Secondo il sondaggio annuale della Executive Employment Association, dal 2019 il loro stipendio medio è aumentato meno dell’inflazione. La maggioranza degli intervistati è tuttavia soddisfatta della propria retribuzione.
L’inflazione non risparmia nessuno. Dal 2019, la retribuzione mediana dei dirigenti è aumentata meno rapidamente dell'inflazione, rivela uno studio realizzato dall'Associazione per l'occupazione dei dirigenti (Apec) pubblicato giovedì 21 novembre. Secondo il barometro dell'Apec, è fissato a 54.000 euro, compresi fisso e variabile, in aumento dell'1,9%, quando l'inflazione era al 4,9% nel 2023 secondo l'INSEE. Più di sei dirigenti su dieci intervistati – l’indagine annuale è stata condotta a giugno tra 14.000 dipendenti del settore privato – ritengono inoltre che il loro potere d’acquisto sia peggiorato a causa del Covid-19 e il 56% di loro giudica le proprie prospettive di sviluppo salariale “non interessante” nei prossimi tre-cinque anni. Eppure la maggioranza (63%) è soddisfatta della propria retribuzione.
Lo dimostra anche lo studio “un livello record” dei dirigenti che hanno beneficiato di un aumento nel 2024, al 60%, ha osservato il direttore generale dell'Apec, Gilles Gateau. Tuttavia, insufficienti a compensare gli effetti dell’inflazione. Questo tasso, che comprende aumenti individuali e generali, lo è “Generalmente” inferiore al 50%. Un aumento salariale che ha colpito maggiormente i giovani: il 74% degli under 30 ha ricevuto un aumento mentre la retribuzione media dei senior di 50 anni e più ristagna.
Parità di retribuzione tra donne e uomini “tra 172 anni”

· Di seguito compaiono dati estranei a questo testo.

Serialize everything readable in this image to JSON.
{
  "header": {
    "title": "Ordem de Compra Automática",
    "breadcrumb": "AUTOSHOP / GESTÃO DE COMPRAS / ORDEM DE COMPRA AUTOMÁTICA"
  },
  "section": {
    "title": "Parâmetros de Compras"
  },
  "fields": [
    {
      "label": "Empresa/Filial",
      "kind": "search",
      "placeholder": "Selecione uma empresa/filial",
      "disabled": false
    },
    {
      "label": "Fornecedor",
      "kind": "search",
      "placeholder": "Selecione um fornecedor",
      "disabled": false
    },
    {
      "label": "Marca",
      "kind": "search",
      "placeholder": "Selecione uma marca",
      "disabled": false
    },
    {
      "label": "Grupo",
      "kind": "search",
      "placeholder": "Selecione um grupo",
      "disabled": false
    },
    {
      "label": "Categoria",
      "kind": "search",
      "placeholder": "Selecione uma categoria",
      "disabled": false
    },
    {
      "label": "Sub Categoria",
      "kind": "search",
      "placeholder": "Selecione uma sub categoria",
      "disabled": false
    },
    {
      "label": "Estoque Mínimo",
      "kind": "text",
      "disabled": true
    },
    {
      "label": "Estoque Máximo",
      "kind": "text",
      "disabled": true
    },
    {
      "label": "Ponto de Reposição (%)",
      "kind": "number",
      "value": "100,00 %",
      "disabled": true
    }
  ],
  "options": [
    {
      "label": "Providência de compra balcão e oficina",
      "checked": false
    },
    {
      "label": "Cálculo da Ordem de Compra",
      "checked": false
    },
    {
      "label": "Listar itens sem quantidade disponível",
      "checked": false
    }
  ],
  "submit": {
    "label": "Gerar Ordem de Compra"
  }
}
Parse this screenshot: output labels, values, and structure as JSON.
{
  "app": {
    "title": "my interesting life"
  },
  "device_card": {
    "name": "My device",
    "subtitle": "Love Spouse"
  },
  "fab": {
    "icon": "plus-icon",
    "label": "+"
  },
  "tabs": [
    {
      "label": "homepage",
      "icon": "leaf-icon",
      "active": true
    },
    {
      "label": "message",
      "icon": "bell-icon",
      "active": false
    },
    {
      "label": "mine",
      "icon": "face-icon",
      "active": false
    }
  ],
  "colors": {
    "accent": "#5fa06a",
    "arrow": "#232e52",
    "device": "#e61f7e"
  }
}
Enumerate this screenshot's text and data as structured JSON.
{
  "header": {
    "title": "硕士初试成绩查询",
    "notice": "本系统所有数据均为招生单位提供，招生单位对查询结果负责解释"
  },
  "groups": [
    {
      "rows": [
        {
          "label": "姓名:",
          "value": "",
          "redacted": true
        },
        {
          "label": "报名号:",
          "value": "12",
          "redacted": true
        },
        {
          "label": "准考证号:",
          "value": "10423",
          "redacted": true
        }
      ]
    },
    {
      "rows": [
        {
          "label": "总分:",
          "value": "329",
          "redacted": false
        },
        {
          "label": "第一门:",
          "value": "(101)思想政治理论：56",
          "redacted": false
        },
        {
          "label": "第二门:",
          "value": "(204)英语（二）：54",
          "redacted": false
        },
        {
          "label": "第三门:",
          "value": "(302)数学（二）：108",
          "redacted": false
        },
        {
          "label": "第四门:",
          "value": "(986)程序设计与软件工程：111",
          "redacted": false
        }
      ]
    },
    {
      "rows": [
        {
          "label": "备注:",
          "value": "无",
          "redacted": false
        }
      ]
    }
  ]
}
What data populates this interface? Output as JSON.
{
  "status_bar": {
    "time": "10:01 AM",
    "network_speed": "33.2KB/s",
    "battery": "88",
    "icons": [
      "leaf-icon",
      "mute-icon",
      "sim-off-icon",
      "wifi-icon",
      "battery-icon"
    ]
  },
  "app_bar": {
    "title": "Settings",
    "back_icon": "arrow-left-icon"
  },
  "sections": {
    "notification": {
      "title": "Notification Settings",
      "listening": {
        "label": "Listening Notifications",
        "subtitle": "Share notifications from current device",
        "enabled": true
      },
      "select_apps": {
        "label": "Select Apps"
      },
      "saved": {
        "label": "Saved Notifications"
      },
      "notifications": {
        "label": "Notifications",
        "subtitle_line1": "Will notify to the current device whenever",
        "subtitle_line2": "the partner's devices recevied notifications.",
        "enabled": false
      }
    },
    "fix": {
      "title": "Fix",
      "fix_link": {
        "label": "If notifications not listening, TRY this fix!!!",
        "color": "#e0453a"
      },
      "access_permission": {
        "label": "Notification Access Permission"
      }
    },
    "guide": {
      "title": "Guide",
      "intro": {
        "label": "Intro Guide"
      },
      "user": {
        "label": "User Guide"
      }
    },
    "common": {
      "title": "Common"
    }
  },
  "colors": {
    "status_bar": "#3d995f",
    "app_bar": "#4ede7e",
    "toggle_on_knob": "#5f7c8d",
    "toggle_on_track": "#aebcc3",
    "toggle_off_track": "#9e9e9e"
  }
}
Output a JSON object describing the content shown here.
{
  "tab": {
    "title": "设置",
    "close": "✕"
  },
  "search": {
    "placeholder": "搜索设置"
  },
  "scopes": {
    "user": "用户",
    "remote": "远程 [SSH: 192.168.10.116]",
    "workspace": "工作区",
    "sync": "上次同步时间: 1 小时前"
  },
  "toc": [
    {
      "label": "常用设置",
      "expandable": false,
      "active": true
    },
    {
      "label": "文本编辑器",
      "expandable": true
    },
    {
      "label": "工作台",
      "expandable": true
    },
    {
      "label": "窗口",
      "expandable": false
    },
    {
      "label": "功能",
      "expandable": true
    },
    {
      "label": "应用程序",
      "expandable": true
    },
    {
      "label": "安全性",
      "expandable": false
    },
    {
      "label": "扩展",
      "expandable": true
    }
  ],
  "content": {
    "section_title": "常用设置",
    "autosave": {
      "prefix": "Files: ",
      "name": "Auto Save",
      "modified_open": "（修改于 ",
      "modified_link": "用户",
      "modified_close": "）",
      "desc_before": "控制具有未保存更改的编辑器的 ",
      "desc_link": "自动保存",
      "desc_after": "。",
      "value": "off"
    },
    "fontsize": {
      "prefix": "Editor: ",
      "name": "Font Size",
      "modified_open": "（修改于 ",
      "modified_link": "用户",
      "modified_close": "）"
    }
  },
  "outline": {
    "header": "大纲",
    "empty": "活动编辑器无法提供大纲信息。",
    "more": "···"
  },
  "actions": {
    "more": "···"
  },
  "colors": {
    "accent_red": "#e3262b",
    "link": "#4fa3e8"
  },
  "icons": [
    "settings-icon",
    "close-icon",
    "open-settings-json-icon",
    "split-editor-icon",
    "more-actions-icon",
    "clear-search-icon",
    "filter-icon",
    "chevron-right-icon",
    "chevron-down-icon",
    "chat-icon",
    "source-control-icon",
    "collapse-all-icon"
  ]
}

In termini di uguaglianza di genere, lo studio mostra che il divario “inspiegabile” si mantiene: a parità di profili e posizioni, i dirigenti uomini guadagnano ancora il 6,9% in più rispetto alle donne dirigenti (il gap «brutto» essendo il 12%). Gilles Gateau, rilevando che nel 2019 il divario era pari a 7,1, lo ha ritenuto così “un ritmo che ci permetterebbe di raggiungere l’uguaglianza in 172 anni…”.
Sul fronte occupazionale, il direttore dell'Apec ha evidenziato il contesto del mercato del lavoro al 2025 “che molti economisti prevedono un rallentamento”, pur rilevando che la dinamica dell'occupazione dirigenziale è unica e questo “l’ultimo anno in cui abbiamo sperimentato uno sviluppo negativo dell’occupazione manageriale, [remonte à] 1991».
Lo scorso ottobre l'INSEE aveva già fatto le stesse osservazioni in tutto il settore privato. Se i salari netti medi aumentassero del 4% tra il 2024 e il 2023, l’inflazione compenserebbe negativamente questo risultato. Concretamente, il potere d'acquisto del salario medio netto è diminuito dello 0,8% nel 2023. Un calo che riguarda tutte le categorie sociali (-0,3% per gli operai e -0,5% per gli impiegati) ma più in particolare i dirigenti (-2,8%).
Ma negli ultimi cinque anni sono stati i dipendenti della “seconda riga”, cassieri, manutentori e perfino lavoratori dell'industria alimentare, che sono stati i più colpiti dall'inflazione: i loro stipendi sono diminuiti dello 0,7%, tenendo conto dell'inflazione, rispetto allo 0,2% degli altri lavoratori e impiegati. In pieno periodo Covid, Emmanuel Macron aveva comunque promesso di ricordarlo “Il nostro Paese, oggi, fa affidamento interamente su donne e uomini che le nostre economie riconoscono e pagano così male”.